Take One | Teen Ink

Take One

March 14, 2024
By ellarosewalker BRONZE, Lewes, Delaware
ellarosewalker BRONZE, Lewes, Delaware
1 article 0 photos 0 comments

In the stillest moments,

film reels swirl around my head

A carousel of memories 

whirling round and round

out of control

I can’t keep up.


How long is this movie?

I whisper

no one answers

How could they,

when no one heard?


Pictures flashing, swirling 

fleeting moments, I can only glance; 

pieces of a puzzle, I will never see complete.


A silent film 

each frame flickers, fading out

like a memory held on for too long

It becomes harder to watch,

harder to see.

Grains of sand

slipping through my fingers,

hopelessly out of reach 


I’ve looked at these pictures so long

portraits they become

so muddled with memory 

the colors have run.

What to do, but to paint a pretty 

“picture this”, I say

this time loudly

for all to hear


I’ve fixed it

it’s better

It means nothing.

they didn’t know what it looked like before when it was bad, review

that’s what I gave it.


Everyone claps

but I know it hasn’t come far enough

I’ll let it burn out again,

until it’s something completely 

new, are you?


You haven’t seen this film before

What’s it about, you ask

I’m not sure

but I can tell you about the next one. 


The author's comments:

This piece immerses the reader in memory's dizzying, impermanent nature through an extended metaphor of reminiscences as frenzied, flickering film reels. The speaker becomes trapped, inundated by a cyclonic whirlwind of fragmentary imagery that conveys how obsessively revisiting the past overwhelm and distort their memory.

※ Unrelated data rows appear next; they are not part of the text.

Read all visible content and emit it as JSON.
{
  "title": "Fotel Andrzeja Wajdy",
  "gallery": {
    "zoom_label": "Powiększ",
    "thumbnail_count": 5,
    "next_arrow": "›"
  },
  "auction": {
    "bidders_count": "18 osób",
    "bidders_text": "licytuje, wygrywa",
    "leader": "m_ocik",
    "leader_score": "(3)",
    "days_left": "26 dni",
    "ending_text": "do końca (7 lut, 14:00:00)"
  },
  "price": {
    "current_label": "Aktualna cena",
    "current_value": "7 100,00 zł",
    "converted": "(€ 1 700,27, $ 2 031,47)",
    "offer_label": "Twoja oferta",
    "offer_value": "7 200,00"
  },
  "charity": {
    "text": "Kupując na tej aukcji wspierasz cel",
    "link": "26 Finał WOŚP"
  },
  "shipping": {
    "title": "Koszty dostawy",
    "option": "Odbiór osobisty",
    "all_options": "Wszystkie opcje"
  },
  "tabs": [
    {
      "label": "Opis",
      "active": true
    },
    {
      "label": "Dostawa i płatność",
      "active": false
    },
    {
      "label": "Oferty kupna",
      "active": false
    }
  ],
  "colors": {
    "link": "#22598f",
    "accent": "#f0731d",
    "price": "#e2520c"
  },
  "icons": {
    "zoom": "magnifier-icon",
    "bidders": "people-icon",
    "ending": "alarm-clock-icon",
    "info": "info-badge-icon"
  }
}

The more desperately they cling to and scrutinize these moments in time, the more abstract and unrecognizable they become, ultimately driving the speaker to reimagine and rewrite their past experiences. This fabricated facade obscures the very authentic, if flawed, reminiscences it seeks to erase or embellish, leaving us with the bitter truth that some memories are best left untouched by our destructive need to possess, dissect, and endlessly rework them into something they're not.